As the nomination process played out, it became apparent that no one was listening to me. To be sure, some senators took strong issue with Judge Gorsuch’s judicial record. Senator Al Franken, formerly of Saturday Night Live, went after Judge Gorsuch over a case in which a truck driver was stuck in the snow for hours and left his cargo rather than freeze to death. The company fired the man, who sued to get his job back. According to Judge Gorsuch, the company acted within its rights. Senator Franken said, “I had a career in identifying absurdity, and I know it when I see it. And it makes me question your judgment.”
No doubt other senators had problems with the nominee’s judicial ideology and whether he was sufficiently “mainstream” to warrant a position on the Supreme Court. As the debate wore on, however, it seemed clear that the Republican majority’s mistreatment of Judge Garland hovered over the entire process. The Democrats, still licking their wounds over the fact that Majority Leader McConnell “stole” this Supreme Court seat, banded together, filibustered the nomination, and called McConnell’s bluff.
Except he wasn’t bluffing. Senator McConnell did exactly what he said he would do, and “poof,” no more filibuster. All 52 Republican senators voted to change the rules, so now, instead of needing 60 votes to send the nomination to the full Senate for a vote, a bare majority can do so. And that is what happened, where 55 Senators, including three Democrats from red states, voted to confirm Neil Gorsuch.
It’s not the end of the world. Gorsuch for Scalia is an even trade, more or less, meaning that the Supreme Court will still be divided, 4 and a half to 4 and a half, Justice Kennedy making up both halves. Who knows, Justice Gorsuch may not be as bad as the truck driver case suggests. Neal Katyal, acting solicitor general in the Obama administration, wrote an article in the New York Times in which he attested to Judge Gorsuch’s “fairness and decency.” He is, according to Prof. Katyal, a man who will “help to restore confidence in the rule of law.”

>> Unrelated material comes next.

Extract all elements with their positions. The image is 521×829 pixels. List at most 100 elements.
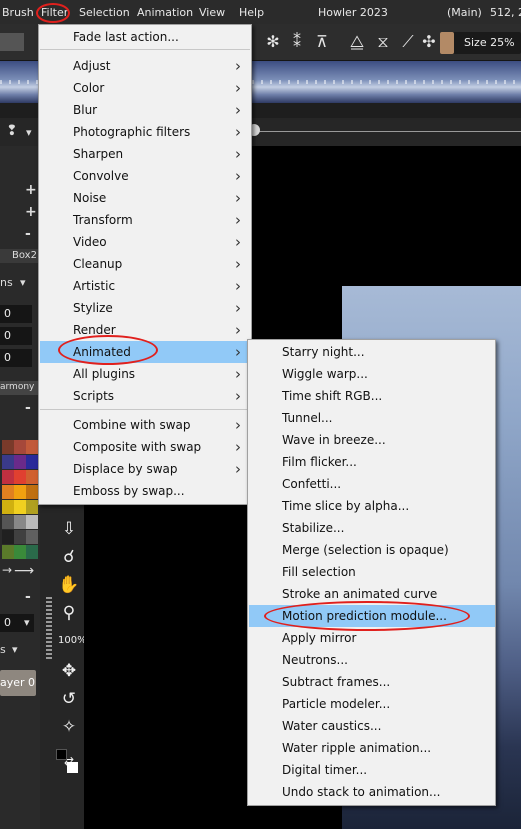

Over the coming years we will find out whether our newest Supreme Court Justice lives up to such optimism, contrary to the dire predictions that have been flooding my email inbox. In the meanwhile, however, we should not turn a blind eye to what is unquestionably bad about what we have just seen – the complete deterioration of bipartisanship when it comes to the Supreme Court. Even while voting with their party, Senators McCain and Collins both predicted that the Senate will come to regret this. As the saying goes, what goes around comes around.
Another thing is bothering me a lot. The Constitution prohibits ex post facto (“after the fact”) laws, meaning that new rules operate for the future. We didn’t invent the idea; it goes back more than 800 years to the Magna Carta.
No one suggested last February that the Patriots, even though they were the home team, could shorten the field by ten yards in the last two minutes as they tried to overtake the Falcons. The rules in place when the game starts stay the same until the game ends.
I know the comparison isn’t exact. Senate rules allow a change in mid-stream, football rules don’t. And what the Senate did isn’t an ex post facto law in the strict sense. But, like Senator Franken, I think I know absurdity when I see it. How is it that a Senate majority can decide to get what it wants by erasing a rule that has been in place as long as anyone can remember and creating a new rule that applies to an existing contest? To my way of thinking, that isn’t much different than moving the goal line late in the fourth quarter.